U.S. Department of Agriculture: Agricultural Research Service, Lincoln, Nebraska

 

Document Type

Article

Date of this Version

2009

Comments

Published in Genome Biology 2009, 10:R42 (doi:10.1186/gb-2009-10-4-r42).

Abstract

Background: The genome of the domestic cow, Bos Taurus, was sequenced using a mixture of hierarchical and whole-genome shotgun sequencing methods.

Results: We have assembled the 35 million sequence reads and applied a variety of assembly improvement techniques, creating an assembly of 2.86 billion base pairs that has multiple improvements over previous assemblies: it is more complete, covering more of the genome; thousands of gaps have been closed; many erroneous inversions, deletions, and translocations have been corrected; and thousands of single-nucleotide errors have been corrected. Our evaluation using independent metrics demonstrates that the resulting assembly is substantially more accurate and complete than alternative versions.
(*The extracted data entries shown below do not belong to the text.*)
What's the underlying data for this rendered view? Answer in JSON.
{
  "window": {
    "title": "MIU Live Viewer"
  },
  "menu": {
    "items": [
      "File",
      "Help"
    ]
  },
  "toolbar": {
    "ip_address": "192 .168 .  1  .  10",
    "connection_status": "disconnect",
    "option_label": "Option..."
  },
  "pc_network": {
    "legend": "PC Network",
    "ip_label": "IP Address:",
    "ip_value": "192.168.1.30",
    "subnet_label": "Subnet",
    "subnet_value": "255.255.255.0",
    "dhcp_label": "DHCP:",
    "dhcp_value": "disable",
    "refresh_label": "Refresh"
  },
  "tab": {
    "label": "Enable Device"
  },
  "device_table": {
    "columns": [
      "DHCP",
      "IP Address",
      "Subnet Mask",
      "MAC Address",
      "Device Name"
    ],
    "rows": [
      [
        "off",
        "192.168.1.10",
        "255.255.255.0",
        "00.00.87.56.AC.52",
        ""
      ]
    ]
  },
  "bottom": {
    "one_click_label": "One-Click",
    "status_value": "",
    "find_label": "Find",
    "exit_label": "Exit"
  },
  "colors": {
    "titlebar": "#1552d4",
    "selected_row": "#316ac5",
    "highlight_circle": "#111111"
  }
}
Conclusions: By using independent mapping data and conserved synteny between the cow and human genomes, we were able to construct an assembly with excellent large-scale contiguity in which a large majority (approximately 91%) of the genome has been placed onto the 30 B. taurus chromosomes. We constructed a new cow-human synteny map that expands upon previous maps. We also identified for the first time a portion of the B. taurus Y chromosome.